«Nicht der Schnee ist schuld an Unfällen»

Nina Müller, 5. Februar 2019, 06:32 Uhr
Im schneebedeckten FM1-Land hat es in den letzten 24 Stunden an vielen Orten geknallt. Die Kantonspolizei St.Gallen musste wegen rund 24 Unfällen ausrücken. Im Thurgau kam es zu zwölf Verkehrsunfällen.

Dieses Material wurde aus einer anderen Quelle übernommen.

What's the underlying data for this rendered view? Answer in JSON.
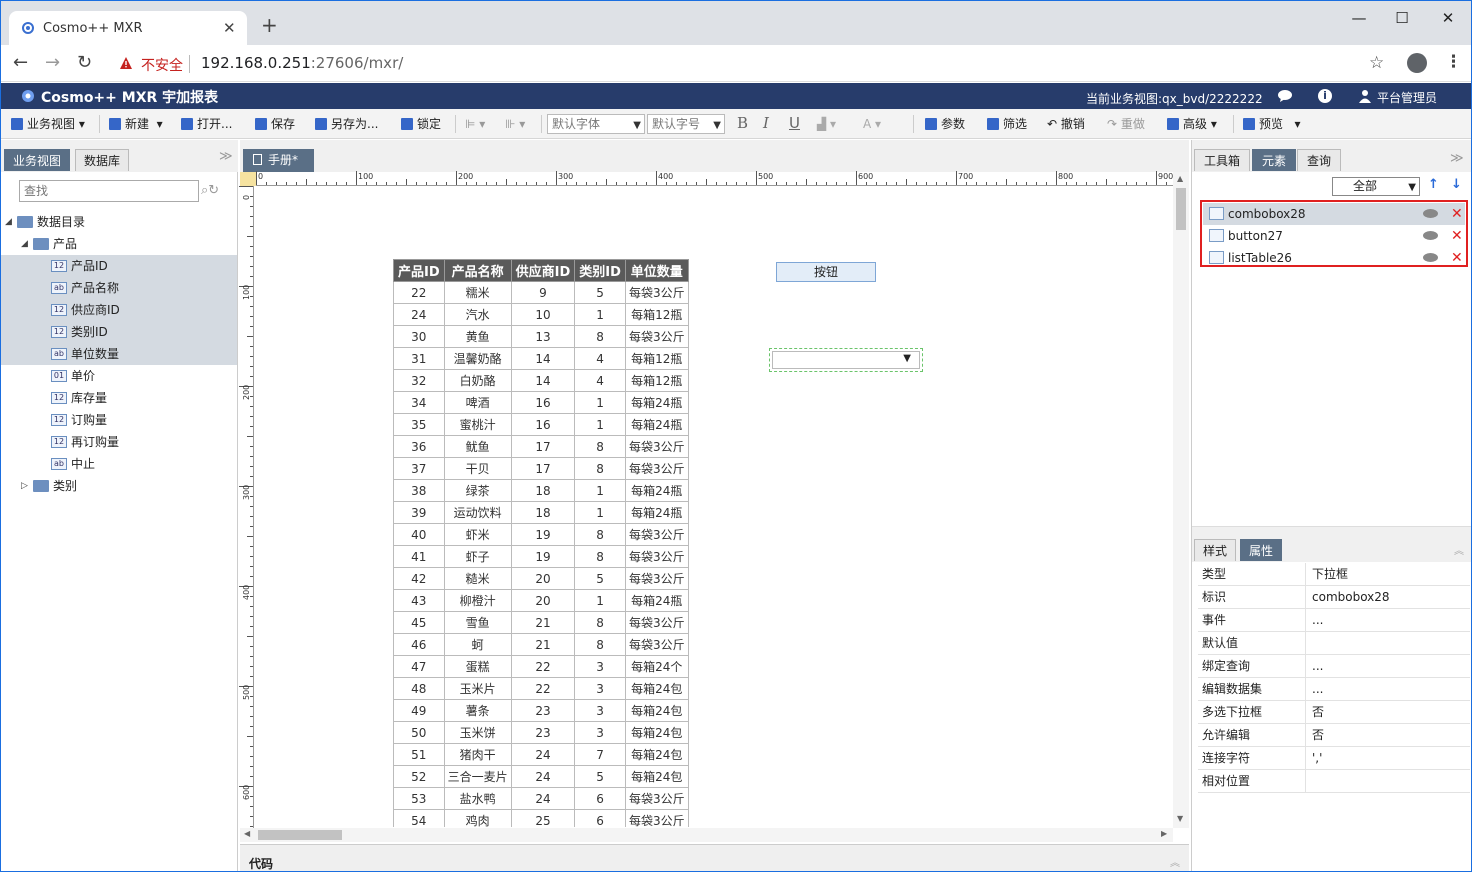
{
  "browser": {
    "tab_title": "Cosmo++ MXR",
    "tab_close": "✕",
    "new_tab": "+",
    "security_label": "不安全",
    "url_host": "192.168.0.251",
    "url_rest": ":27606/mxr/",
    "window_controls": {
      "minimize": "—",
      "maximize": "☐",
      "close": "✕"
    }
  },
  "app": {
    "title": "Cosmo++ MXR 宇加报表",
    "current_view": "当前业务视图:qx_bvd/2222222",
    "user": "平台管理员",
    "brand_color": "#273c6b"
  },
  "toolbar": {
    "business_view": "业务视图",
    "new": "新建",
    "open": "打开...",
    "save": "保存",
    "save_as": "另存为...",
    "lock": "锁定",
    "font_family": "默认字体",
    "font_size": "默认字号",
    "bold": "B",
    "italic": "I",
    "underline": "U",
    "params": "参数",
    "filter": "筛选",
    "undo": "撤销",
    "redo": "重做",
    "advanced": "高级",
    "preview": "预览"
  },
  "left_panel": {
    "tabs": [
      "业务视图",
      "数据库"
    ],
    "search_placeholder": "查找",
    "tree": [
      {
        "label": "数据目录",
        "type": "folder",
        "level": 0,
        "expanded": true
      },
      {
        "label": "产品",
        "type": "folder",
        "level": 1,
        "expanded": true
      },
      {
        "label": "产品ID",
        "type": "12",
        "level": 2,
        "highlight": true
      },
      {
        "label": "产品名称",
        "type": "ab",
        "level": 2,
        "highlight": true
      },
      {
        "label": "供应商ID",
        "type": "12",
        "level": 2,
        "highlight": true
      },
      {
        "label": "类别ID",
        "type": "12",
        "level": 2,
        "highlight": true
      },
      {
        "label": "单位数量",
        "type": "ab",
        "level": 2,
        "highlight": true
      },
      {
        "label": "单价",
        "type": "01",
        "level": 2,
        "highlight": false
      },
      {
        "label": "库存量",
        "type": "12",
        "level": 2,
        "highlight": false
      },
      {
        "label": "订购量",
        "type": "12",
        "level": 2,
        "highlight": false
      },
      {
        "label": "再订购量",
        "type": "12",
        "level": 2,
        "highlight": false
      },
      {
        "label": "中止",
        "type": "ab",
        "level": 2,
        "highlight": false
      },
      {
        "label": "类别",
        "type": "table",
        "level": 1,
        "expanded": false
      }
    ]
  },
  "center": {
    "tab_title": "手册*",
    "ruler_h": [
      "0",
      "100",
      "200",
      "300",
      "400",
      "500",
      "600",
      "700",
      "800",
      "900"
    ],
    "ruler_v": [
      "0",
      "100",
      "200",
      "300",
      "400",
      "500",
      "600"
    ],
    "button_label": "按钮",
    "code_label": "代码",
    "table": {
      "columns": [
        "产品ID",
        "产品名称",
        "供应商ID",
        "类别ID",
        "单位数量"
      ],
      "rows": [
        [
          "22",
          "糯米",
          "9",
          "5",
          "每袋3公斤"
        ],
        [
          "24",
          "汽水",
          "10",
          "1",
          "每箱12瓶"
        ],
        [
          "30",
          "黄鱼",
          "13",
          "8",
          "每袋3公斤"
        ],
        [
          "31",
          "温馨奶酪",
          "14",
          "4",
          "每箱12瓶"
        ],
        [
          "32",
          "白奶酪",
          "14",
          "4",
          "每箱12瓶"
        ],
        [
          "34",
          "啤酒",
          "16",
          "1",
          "每箱24瓶"
        ],
        [
          "35",
          "蜜桃汁",
          "16",
          "1",
          "每箱24瓶"
        ],
        [
          "36",
          "鱿鱼",
          "17",
          "8",
          "每袋3公斤"
        ],
        [
          "37",
          "干贝",
          "17",
          "8",
          "每袋3公斤"
        ],
        [
          "38",
          "绿茶",
          "18",
          "1",
          "每箱24瓶"
        ],
        [
          "39",
          "运动饮料",
          "18",
          "1",
          "每箱24瓶"
        ],
        [
          "40",
          "虾米",
          "19",
          "8",
          "每袋3公斤"
        ],
        [
          "41",
          "虾子",
          "19",
          "8",
          "每袋3公斤"
        ],
        [
          "42",
          "糙米",
          "20",
          "5",
          "每袋3公斤"
        ],
        [
          "43",
          "柳橙汁",
          "20",
          "1",
          "每箱24瓶"
        ],
        [
          "45",
          "雪鱼",
          "21",
          "8",
          "每袋3公斤"
        ],
        [
          "46",
          "蚵",
          "21",
          "8",
          "每袋3公斤"
        ],
        [
          "47",
          "蛋糕",
          "22",
          "3",
          "每箱24个"
        ],
        [
          "48",
          "玉米片",
          "22",
          "3",
          "每箱24包"
        ],
        [
          "49",
          "薯条",
          "23",
          "3",
          "每箱24包"
        ],
        [
          "50",
          "玉米饼",
          "23",
          "3",
          "每箱24包"
        ],
        [
          "51",
          "猪肉干",
          "24",
          "7",
          "每箱24包"
        ],
        [
          "52",
          "三合一麦片",
          "24",
          "5",
          "每箱24包"
        ],
        [
          "53",
          "盐水鸭",
          "24",
          "6",
          "每袋3公斤"
        ],
        [
          "54",
          "鸡肉",
          "25",
          "6",
          "每袋3公斤"
        ]
      ]
    }
  },
  "right_panel": {
    "tabs": [
      "工具箱",
      "元素",
      "查询"
    ],
    "filter_value": "全部",
    "elements": [
      "combobox28",
      "button27",
      "listTable26"
    ],
    "prop_tabs": [
      "样式",
      "属性"
    ],
    "properties": [
      {
        "key": "类型",
        "value": "下拉框"
      },
      {
        "key": "标识",
        "value": "combobox28"
      },
      {
        "key": "事件",
        "value": "..."
      },
      {
        "key": "默认值",
        "value": ""
      },
      {
        "key": "绑定查询",
        "value": "..."
      },
      {
        "key": "编辑数据集",
        "value": "..."
      },
      {
        "key": "多选下拉框",
        "value": "否"
      },
      {
        "key": "允许编辑",
        "value": "否"
      },
      {
        "key": "连接字符",
        "value": "','"
      },
      {
        "key": "相对位置",
        "value": ""
      }
    ]
  }
}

Wenn viel Schnee liegt, kommt es immer wieder zu Unfällen. «Dies liegt aber nicht am Schnee, sondern an den Autofahrern», sagt Matthias Graf, Mediensprecher der Kantonspolizei Thurgau. Auch die Kantonspolizei St.Gallen stellt fest, dass die meisten Unfälle wegen nicht angepasster Geschwindigkeit an die Strassen- und Witterungsverhältnisse passieren. Auch das Nichteinhalten des Sicherheitsabstandes sei ein häufiger Grund für Unfälle bei winterlichem Wetter.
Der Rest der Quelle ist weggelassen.